セルフレジ「不要論」、欧米で加速
スーパーやコンビニなど、多くの場所で導入が進むセルフレジ──。
最近、欧米では小売店らがレジを従来の有人形式に戻す傾向にあるという。『BBC』のコーナーのひとつ「WORKLIFE」より、興味深いコラムを紹介したい。
報道によると、米大手小売店「Target」では、セルフレジで一度に購入できる商品数を制限したり、「Walmart」ではいくつかの店舗でセルフレジを廃止。また、英大手スーパー「Booths」でも、同じくセルフレジの数を減らしているという。
レジ業務を自動化し、コスト削減や業務効率の向上などメリットがあると思われてきたセルフレジ。顧客側からしても、レジ待ち時間の短縮やキャッシュレス対応など利点は多いようにも思える。
が、現状期待していたほどの効果は得られていないとコラムは小売店側のネガティブ面を取り上げてる。
たとえば、セルフレジ導入により配備されるスタッフの人数が削減されたものの、会計時のトラブル対応もしなければならないこと。それは機械的なエラーだけではない。日本でもアルコール類の購入時など年齢確認画面が表示されるが、いまだに自動化できない業務については、都度スタッフが介入する必要があるからだ。
さらに、問題視されているのが“万引き”だそう。BBCが報じたところによると、セルフレジを導入してから商品の窃盗件数が増加したと回答した企業も多く、損害規模は売り上げの3.5%ほどに達しているといった報告も。また、LendingTreeが消費者へ実施した調査では、セルフレジ利用者の69%が窃盗が容易になるとの回答も。

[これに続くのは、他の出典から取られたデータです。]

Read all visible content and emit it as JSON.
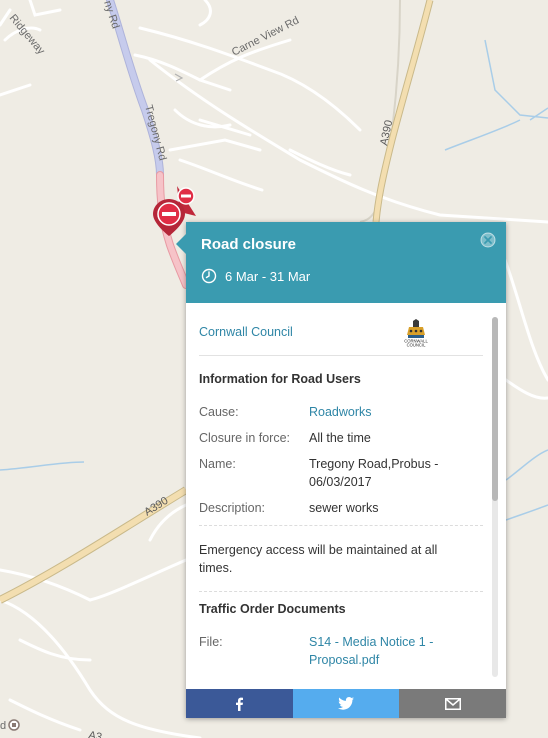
{
  "map": {
    "roads": {
      "tregony": "Tregony Rd",
      "tregony_top": "ny Rd",
      "carne_view": "Carne View Rd",
      "ridgeway": "Ridgeway",
      "a390_east": "A390",
      "a390_south": "A390",
      "a390_bottom": "A3"
    },
    "markers": [
      {
        "name": "road-closure-marker",
        "icon": "no-entry-icon"
      },
      {
        "name": "road-closure-marker-small",
        "icon": "no-entry-icon"
      }
    ],
    "bottom_left_label": "d"
  },
  "popup": {
    "title": "Road closure",
    "date_range": "6 Mar - 31 Mar",
    "header_color": "#3a9bb0",
    "council": {
      "name": "Cornwall Council",
      "logo_text": "CORNWALL COUNCIL"
    },
    "info_section": {
      "title": "Information for Road Users",
      "rows": [
        {
          "label": "Cause:",
          "value": "Roadworks"
        },
        {
          "label": "Closure in force:",
          "value": "All the time"
        },
        {
          "label": "Name:",
          "value": "Tregony Road,Probus - 06/03/2017"
        },
        {
          "label": "Description:",
          "value": "sewer works"
        }
      ]
    },
    "note": "Emergency access will be maintained at all times.",
    "documents_section": {
      "title": "Traffic Order Documents",
      "file_label": "File:",
      "file_name": "S14 - Media Notice 1 - Proposal.pdf"
    },
    "share": {
      "facebook": "facebook-icon",
      "twitter": "twitter-icon",
      "email": "email-icon",
      "colors": {
        "facebook": "#3b5998",
        "twitter": "#55acee",
        "email": "#7a7a7a"
      }
    }
  }
}
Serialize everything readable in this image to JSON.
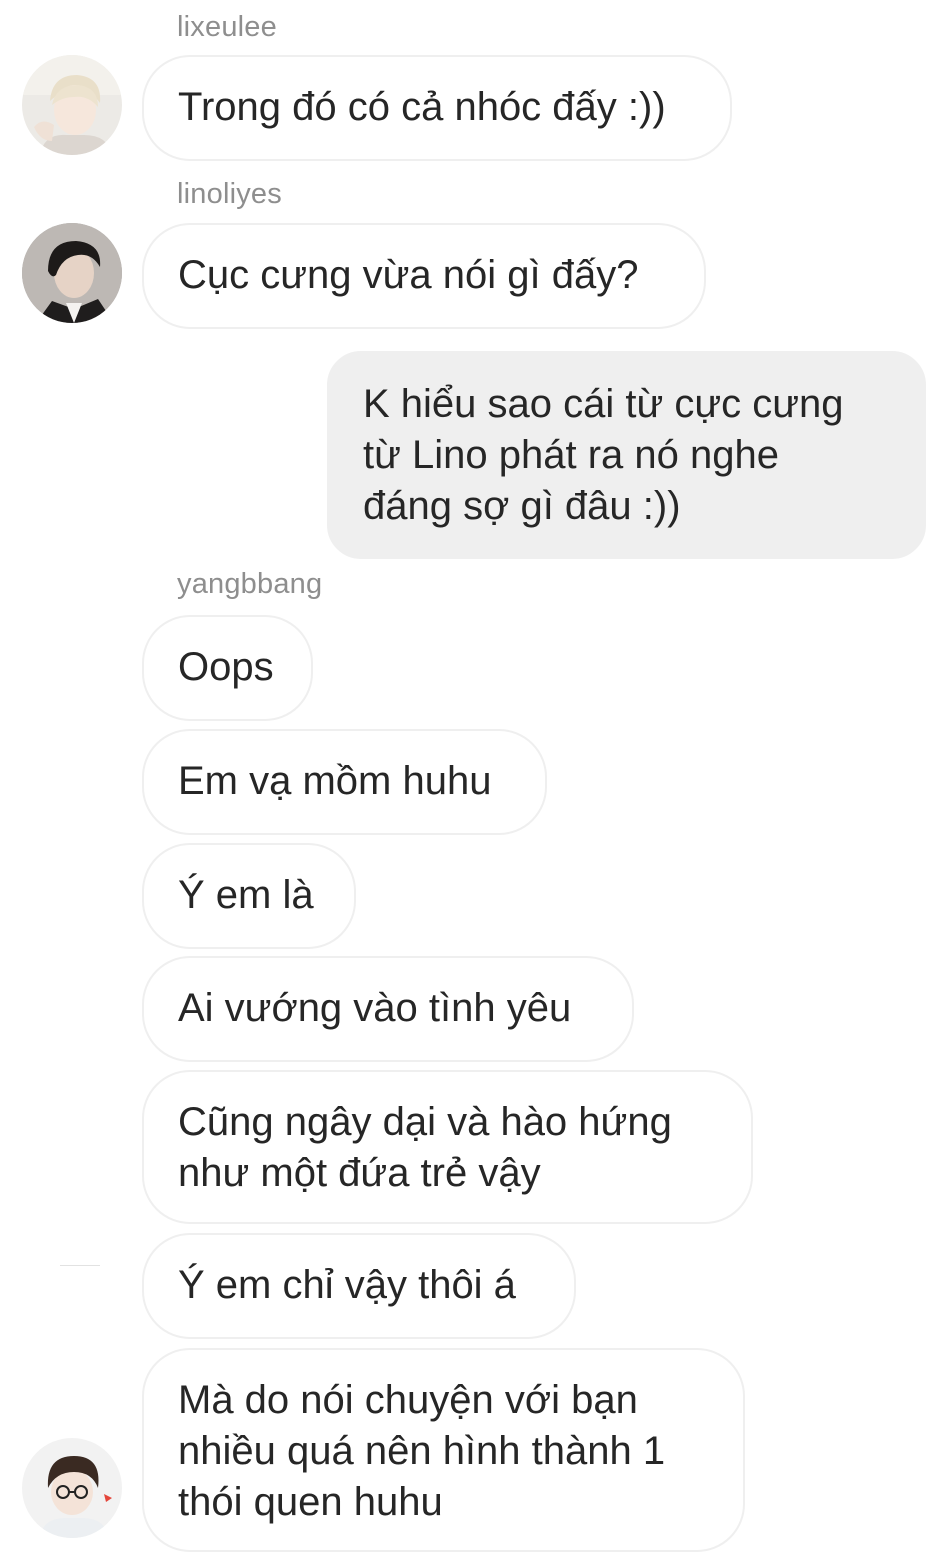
{
  "thread": {
    "groups": [
      {
        "username": "lixeulee",
        "avatar_icon": "user-avatar-light-hair-icon",
        "messages": [
          "Trong đó có cả nhóc đấy :))"
        ]
      },
      {
        "username": "linoliyes",
        "avatar_icon": "user-avatar-dark-hair-icon",
        "messages": [
          "Cục cưng vừa nói gì đấy?"
        ]
      },
      {
        "sent_messages": [
          "K hiểu sao cái từ cực cưng\ntừ Lino phát ra nó nghe\nđáng sợ gì đâu :))"
        ]
      },
      {
        "username": "yangbbang",
        "avatar_icon": "user-avatar-glasses-icon",
        "messages": [
          "Oops",
          "Em vạ mồm huhu",
          "Ý em là",
          "Ai vướng vào tình yêu",
          "Cũng ngây dại và hào hứng\nnhư một đứa trẻ vậy",
          "Ý em chỉ vậy thôi á",
          "Mà do nói chuyện với bạn\nnhiều quá nên hình thành 1\nthói quen huhu"
        ]
      }
    ]
  },
  "colors": {
    "background": "#ffffff",
    "received_bubble_border": "#efefef",
    "sent_bubble_fill": "#efefef",
    "username_text": "#8e8e8e",
    "message_text": "#262626"
  }
}
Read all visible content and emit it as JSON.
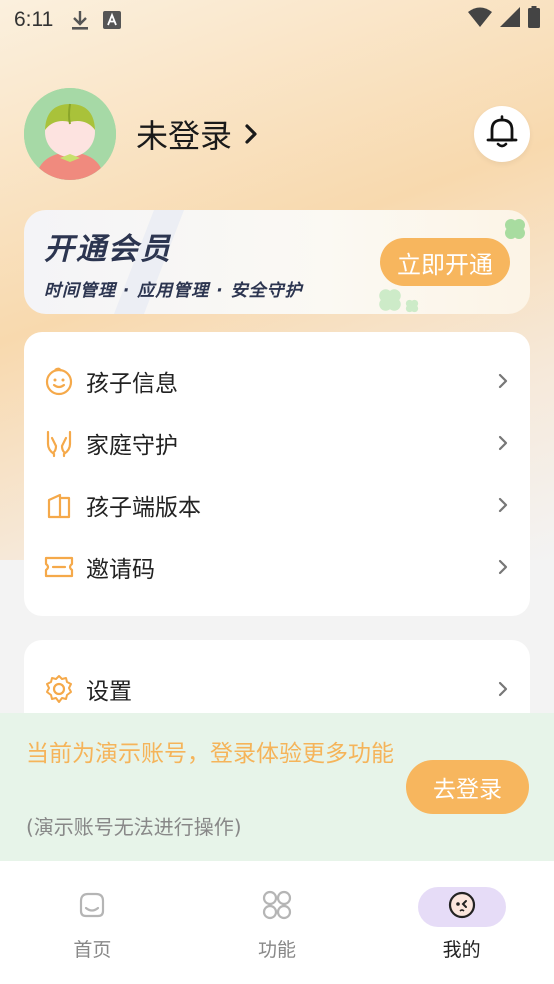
{
  "status_bar": {
    "time": "6:11",
    "icons": [
      "download-icon",
      "text-a-icon",
      "wifi-icon",
      "signal-icon",
      "battery-icon"
    ]
  },
  "profile": {
    "login_label": "未登录"
  },
  "vip": {
    "title": "开通会员",
    "subtitle": "时间管理 · 应用管理 · 安全守护",
    "button_label": "立即开通"
  },
  "menu": {
    "items": [
      {
        "label": "孩子信息",
        "icon": "baby-face-icon"
      },
      {
        "label": "家庭守护",
        "icon": "protect-hands-icon"
      },
      {
        "label": "孩子端版本",
        "icon": "device-icon"
      },
      {
        "label": "邀请码",
        "icon": "ticket-icon"
      }
    ],
    "settings_label": "设置"
  },
  "demo": {
    "message": "当前为演示账号，登录体验更多功能",
    "note": "(演示账号无法进行操作)",
    "login_button": "去登录"
  },
  "nav": {
    "items": [
      {
        "label": "首页",
        "active": false
      },
      {
        "label": "功能",
        "active": false
      },
      {
        "label": "我的",
        "active": true
      }
    ]
  },
  "colors": {
    "accent_orange": "#f7b65e",
    "demo_bg": "#e7f4e9",
    "active_tab_bg": "#e6dcf7"
  }
}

適材適所への人員配置やモラルの問題ということもある。が、負担を減らす解決策として導入されたセルフレジが、逆に店舗側の負担や混乱を増やすといった悩ましい事態に。なにも欧米諸国に限った問題ではないことを思うと、この先、日本でのセルフレジ拡大ははたして続くのだろうか。セルフレジ導入のメリットをいま一度考えるときに来ているのかもしれない。